SAN JOSE — Flextronics today reported third-quarter net income plunged 70% to $32 million as the company took $103 million in restructuring and other one-time charges.

For the period ended Dec. 31, net sales down 18% from last year to $6.1 billion. Revenue results were within previously company guidance of $5.8 billion to $6.2 billion.

Adjusted net income increased 13% over the year-ago quarter to $148 million. During the quarter, the EMS company took $103 million in pretax restructuring charges, including $21 million in cash predominantly related to employee severance and benefits, and $82 million of non-cash asset impairment charges. The company expects to take an additional $100 million to $125 million in pretax restructuring charges in its fiscal fourth quarter, comprised primarily of employee severance and benefit costs of approximately $90 million to $110 million and the remaining charges associated with other exit related costs.

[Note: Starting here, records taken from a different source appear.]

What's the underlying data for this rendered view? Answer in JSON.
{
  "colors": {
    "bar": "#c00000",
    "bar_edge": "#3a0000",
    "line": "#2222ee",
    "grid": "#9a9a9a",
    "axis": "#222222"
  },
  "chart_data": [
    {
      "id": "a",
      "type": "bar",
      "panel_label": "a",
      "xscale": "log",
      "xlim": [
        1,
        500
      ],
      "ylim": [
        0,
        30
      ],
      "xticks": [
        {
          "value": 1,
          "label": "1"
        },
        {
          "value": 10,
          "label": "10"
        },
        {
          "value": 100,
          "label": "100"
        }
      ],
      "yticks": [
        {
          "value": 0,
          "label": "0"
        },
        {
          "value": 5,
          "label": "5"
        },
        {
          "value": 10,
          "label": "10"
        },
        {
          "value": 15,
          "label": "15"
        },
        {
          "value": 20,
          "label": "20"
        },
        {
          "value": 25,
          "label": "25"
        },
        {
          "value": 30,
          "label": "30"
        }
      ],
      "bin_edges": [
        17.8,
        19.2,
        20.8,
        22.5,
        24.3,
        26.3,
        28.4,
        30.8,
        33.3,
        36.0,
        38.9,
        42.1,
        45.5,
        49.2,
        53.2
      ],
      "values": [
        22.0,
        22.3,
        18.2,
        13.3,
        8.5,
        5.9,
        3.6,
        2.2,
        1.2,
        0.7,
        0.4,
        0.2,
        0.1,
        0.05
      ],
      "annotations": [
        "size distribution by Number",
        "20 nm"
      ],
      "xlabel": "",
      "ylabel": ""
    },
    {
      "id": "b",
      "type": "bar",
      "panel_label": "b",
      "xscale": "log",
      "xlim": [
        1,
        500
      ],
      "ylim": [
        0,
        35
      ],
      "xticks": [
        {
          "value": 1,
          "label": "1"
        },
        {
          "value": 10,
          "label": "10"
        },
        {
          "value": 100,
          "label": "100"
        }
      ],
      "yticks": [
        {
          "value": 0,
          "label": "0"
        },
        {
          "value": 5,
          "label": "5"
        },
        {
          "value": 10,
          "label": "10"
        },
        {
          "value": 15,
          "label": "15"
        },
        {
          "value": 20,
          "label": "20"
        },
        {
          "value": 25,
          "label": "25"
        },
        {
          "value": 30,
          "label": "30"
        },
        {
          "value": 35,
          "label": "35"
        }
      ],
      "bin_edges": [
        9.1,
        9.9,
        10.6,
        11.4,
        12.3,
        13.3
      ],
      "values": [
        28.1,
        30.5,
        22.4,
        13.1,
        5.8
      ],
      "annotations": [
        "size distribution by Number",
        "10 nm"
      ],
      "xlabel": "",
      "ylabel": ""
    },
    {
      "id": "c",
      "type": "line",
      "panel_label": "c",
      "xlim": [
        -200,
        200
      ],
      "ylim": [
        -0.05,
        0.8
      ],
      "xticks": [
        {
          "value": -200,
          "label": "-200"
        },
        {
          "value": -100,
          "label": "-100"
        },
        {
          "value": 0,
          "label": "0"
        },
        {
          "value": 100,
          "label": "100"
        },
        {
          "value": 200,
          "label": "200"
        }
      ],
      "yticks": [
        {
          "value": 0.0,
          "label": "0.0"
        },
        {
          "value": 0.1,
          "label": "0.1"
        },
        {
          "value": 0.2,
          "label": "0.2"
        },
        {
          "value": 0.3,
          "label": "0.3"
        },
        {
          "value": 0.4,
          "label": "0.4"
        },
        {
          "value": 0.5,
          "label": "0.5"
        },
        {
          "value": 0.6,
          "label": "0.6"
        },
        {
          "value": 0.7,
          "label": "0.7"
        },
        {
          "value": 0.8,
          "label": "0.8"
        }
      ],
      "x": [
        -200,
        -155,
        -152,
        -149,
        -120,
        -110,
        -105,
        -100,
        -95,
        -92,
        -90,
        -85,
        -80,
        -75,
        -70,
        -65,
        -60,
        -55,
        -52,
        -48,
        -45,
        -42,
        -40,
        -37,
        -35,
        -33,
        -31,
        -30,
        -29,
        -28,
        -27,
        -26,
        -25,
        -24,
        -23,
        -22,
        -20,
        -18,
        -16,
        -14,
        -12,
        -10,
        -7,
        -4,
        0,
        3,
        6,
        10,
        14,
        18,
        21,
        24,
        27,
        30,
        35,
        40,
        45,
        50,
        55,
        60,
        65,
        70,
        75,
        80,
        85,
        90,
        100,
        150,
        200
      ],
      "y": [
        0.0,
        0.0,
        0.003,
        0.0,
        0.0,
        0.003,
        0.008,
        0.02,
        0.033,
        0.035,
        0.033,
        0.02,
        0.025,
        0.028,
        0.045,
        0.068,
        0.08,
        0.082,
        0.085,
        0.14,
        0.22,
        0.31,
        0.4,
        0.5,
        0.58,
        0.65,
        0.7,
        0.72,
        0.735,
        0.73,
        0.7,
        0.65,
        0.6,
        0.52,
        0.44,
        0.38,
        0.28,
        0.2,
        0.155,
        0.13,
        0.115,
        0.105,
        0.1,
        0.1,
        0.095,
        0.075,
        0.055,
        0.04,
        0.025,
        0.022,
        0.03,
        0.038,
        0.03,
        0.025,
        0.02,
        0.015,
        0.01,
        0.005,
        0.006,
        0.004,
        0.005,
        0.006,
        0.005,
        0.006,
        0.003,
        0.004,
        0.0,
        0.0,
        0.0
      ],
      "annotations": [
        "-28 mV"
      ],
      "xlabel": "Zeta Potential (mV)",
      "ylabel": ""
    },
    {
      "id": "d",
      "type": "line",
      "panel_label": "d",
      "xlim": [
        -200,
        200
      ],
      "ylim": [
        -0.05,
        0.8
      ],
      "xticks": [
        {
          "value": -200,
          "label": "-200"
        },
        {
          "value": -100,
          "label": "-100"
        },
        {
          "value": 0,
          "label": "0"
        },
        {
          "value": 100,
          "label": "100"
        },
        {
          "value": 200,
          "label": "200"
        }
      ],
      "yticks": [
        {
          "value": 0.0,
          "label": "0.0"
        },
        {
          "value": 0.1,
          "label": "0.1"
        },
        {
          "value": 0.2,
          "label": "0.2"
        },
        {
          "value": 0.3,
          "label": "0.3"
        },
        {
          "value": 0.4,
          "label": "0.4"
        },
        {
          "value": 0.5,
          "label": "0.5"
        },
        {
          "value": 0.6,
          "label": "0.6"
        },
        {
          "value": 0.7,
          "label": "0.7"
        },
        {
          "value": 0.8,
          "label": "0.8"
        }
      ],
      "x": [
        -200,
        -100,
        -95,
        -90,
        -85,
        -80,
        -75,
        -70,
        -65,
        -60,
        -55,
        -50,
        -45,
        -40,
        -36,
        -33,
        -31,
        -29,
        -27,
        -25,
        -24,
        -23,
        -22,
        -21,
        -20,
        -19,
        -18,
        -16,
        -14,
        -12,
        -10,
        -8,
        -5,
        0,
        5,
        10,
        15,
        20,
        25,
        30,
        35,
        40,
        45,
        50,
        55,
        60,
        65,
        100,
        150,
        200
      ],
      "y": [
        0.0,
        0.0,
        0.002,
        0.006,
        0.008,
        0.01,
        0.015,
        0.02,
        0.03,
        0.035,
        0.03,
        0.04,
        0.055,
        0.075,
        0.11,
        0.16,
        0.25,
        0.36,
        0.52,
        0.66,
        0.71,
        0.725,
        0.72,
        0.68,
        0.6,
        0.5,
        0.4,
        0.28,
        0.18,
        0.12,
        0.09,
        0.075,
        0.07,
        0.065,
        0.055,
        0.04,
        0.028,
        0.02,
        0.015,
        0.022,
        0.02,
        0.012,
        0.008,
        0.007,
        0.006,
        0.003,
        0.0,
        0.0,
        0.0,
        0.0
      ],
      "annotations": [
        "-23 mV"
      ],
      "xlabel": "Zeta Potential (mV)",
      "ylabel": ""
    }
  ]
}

“It is clear that the macroeconomic environment is challenging with limited visibility and many economic risks remain," said Mike McNamara, CEO, in a statement. We are aggressively optimizing our operating footprint and improving our cost structure to better position us for our multi-billion dollar pipeline of recent bookings, and the eventual improvement in the business environment.”

Free cash flow for the period was $395 million, bringing the year-to-date total to $678 million.

Flextronics guided for March quarter revenue of $5 billion to $5.3 billion.

Flextronics is the world's second-largest contract assembler, after Foxconn, and the 16th-largest printed circuit board fabricator through its Multek arm.